Pour exprimer cette « découverte » qui le comble d’admiration, Paul va jusqu’à utiliser des images et des vues volontairement paradoxales. Il n’hésite pas à dire que « Dieu a enfermé tous les hommes—juifs et Gentils— dans la désobéissance pour faire miséricorde à tous » (11,32). Non pas évidemment que Dieu ait voulu le péché, mais que l’universalité du péché ne montre que plus fortement l’universalité de l’amour de Dieu. C’est dans ce même esprit qu’il faut lire tout le chapitre 5, qui est d’une importance théologique majeure car il traite la doctrine du péché originel : si le péché d’Adam touche d’une certaine manière tous les hommes par une dramatique solidarité dans la nature, cette même solidarité nous lie aussi au Christ et nous rend fils de Dieu, cohéritiers de la promesse, destinés à la gloire (cf. 5,15-21 ; 8,14-18).

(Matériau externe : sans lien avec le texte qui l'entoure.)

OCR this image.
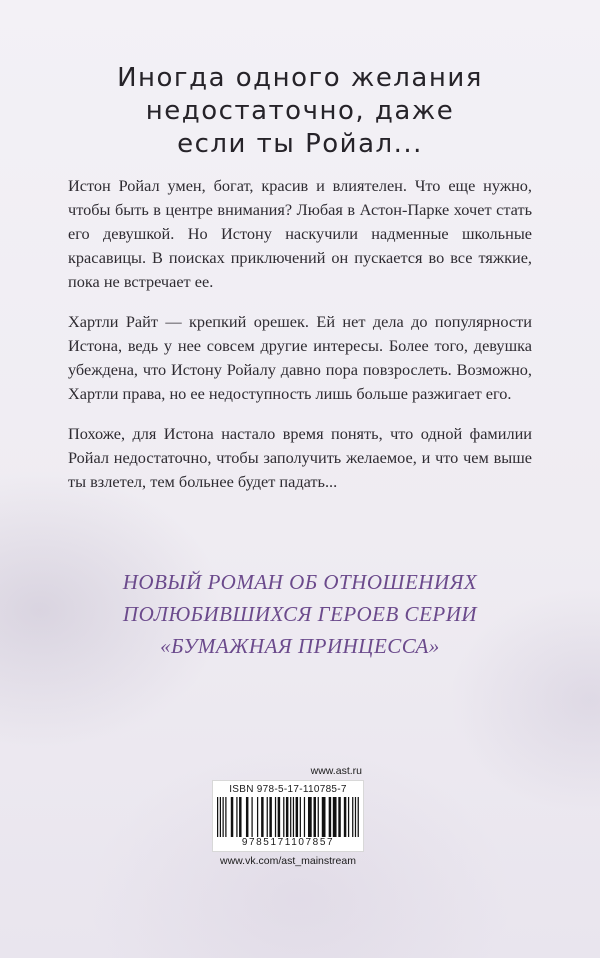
Иногда одного желания
недостаточно, даже
если ты Ройал...

Истон Ройал умен, богат, красив и влиятелен. Что еще нужно, чтобы быть в центре внимания? Любая в Астон-Парке хочет стать его девушкой. Но Истону наскучили надменные школьные красавицы. В поисках приключений он пускается во все тяжкие, пока не встречает ее.

Хартли Райт — крепкий орешек. Ей нет дела до популярности Истона, ведь у нее совсем другие интересы. Более того, девушка убеждена, что Истону Ройалу давно пора повзрослеть. Возможно, Хартли права, но ее недоступность лишь больше разжигает его.

Похоже, для Истона настало время понять, что одной фамилии Ройал недостаточно, чтобы заполучить желаемое, и что чем выше ты взлетел, тем больнее будет падать...

НОВЫЙ РОМАН ОБ ОТНОШЕНИЯХ
ПОЛЮБИВШИХСЯ ГЕРОЕВ СЕРИИ
«БУМАЖНАЯ ПРИНЦЕССА»
www.ast.ru
ISBN 978-5-17-110785-7
9785171107857
www.vk.com/ast_mainstream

Constamment Paul passe de la constatation du péché à l’émerveillement face à la puissance de la grâce. Il faut relire en particulier dans cet esprit les chapitres 5 à 8 – mais en fait toute la lettre – pour comprendre avec quelle profondeur Paul perçoit la réalisation du plan de salut de Dieu dans l’histoire. Dans une phrase concise et dense il résume ainsi sa théologie remplie d’espérance : « Là où le péché a abondé, la grâce a surabondé » (5,20). L’annonce du triomphe de la grâce, de l’efficacité de l’œuvre rédemptrice du Christ, qui, somme toutes, nous est assez familier aujourd’hui, devait résonner en fait comme une hymne inconnue éveillant à l’espérance un monde qui émergeait à peine des ténèbres du paganisme.

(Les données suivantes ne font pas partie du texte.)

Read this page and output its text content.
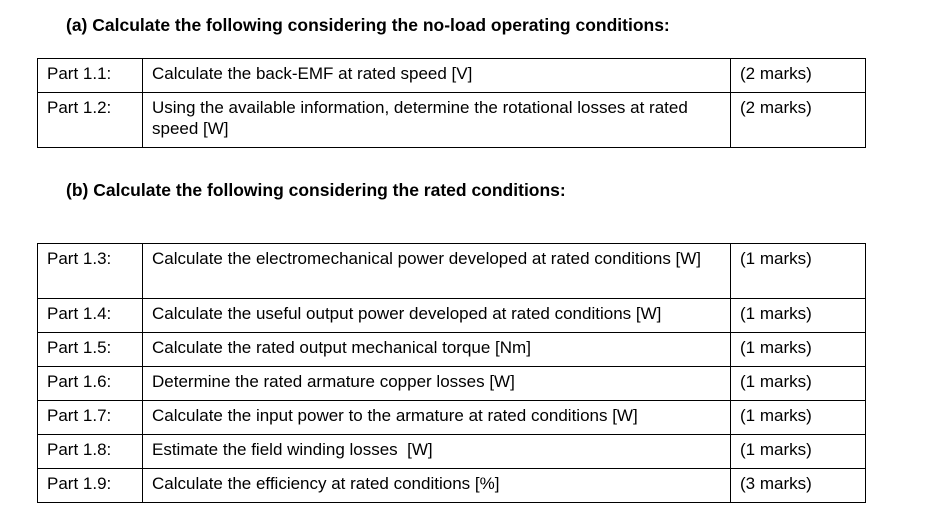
(a) Calculate the following considering the no-load operating conditions:
Part 1.1:	Calculate the back-EMF at rated speed [V]	(2 marks)
Part 1.2:	Using the available information, determine the rotational losses at rated speed [W]	(2 marks)
(b) Calculate the following considering the rated conditions:
Part 1.3:	Calculate the electromechanical power developed at rated conditions [W]	(1 marks)
Part 1.4:	Calculate the useful output power developed at rated conditions [W]	(1 marks)
Part 1.5:	Calculate the rated output mechanical torque [Nm]	(1 marks)
Part 1.6:	Determine the rated armature copper losses [W]	(1 marks)
Part 1.7:	Calculate the input power to the armature at rated conditions [W]	(1 marks)
Part 1.8:	Estimate the field winding losses  [W]	(1 marks)
Part 1.9:	Calculate the efficiency at rated conditions [%]	(3 marks)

Ces vues culminent dans le chapitre 8. La douloureuse constatation des tensions entre la chair et l’esprit, entre les passions et la raison, que Paul reconnaît dans sa propre chair et qu’il décrit avec vigueur (7,21-26), est soudainement apaisée par le regard qui se pose sur la nouvelle condition du chrétien : « Il n’y a plus de condamnation maintenant pour ceux qui sont dans le Christ » (8,1). Car la vie de l’Esprit se déploie maintenant en eux : elle suscite des sentiments de paix et d’espérance, de confiance en l’amour paternel de Dieu, si forts et si profonds que le chrétien peut maintenant prendre le dessus sur les forces dissolvantes qui s’agitent en lui. Il se sait fils de Dieu, appelé à reproduire en lui-même les traits du Fils de Dieu, cohéritier avec lui, destiné à la gloire. Aussi vit-il dans l’espérance que rien ne pourra le séparer de l’amour du Christ. « Ni les tribulations, ni l’angoisse, ni les persécutions, ni la faim, ni la nudité, ni les périls, ni le glaive » (8, 35). De tout cela nous n’avons plus aucune peine à triompher, pas plus que de nos faiblesses (8,10), ni des puissances de ténèbres (8,38).

Il est intéressant de noter que ces perspectives de l’épître aux Romains évoquent, par certains aspects, des résonances avec la théologie de saint Jean, qui elle est particulièrement centrée sur l’Amour de Dieu et notre filiation divine (cf. par exemple 1Jn, 3). Sans songer, peut-être, à des contacts directs, on peut remarquer que les deux grands apôtres, en approfondissant leur réflexion sur le Christ, se rejoignent dans le noyau essentiel du mystère chrétien.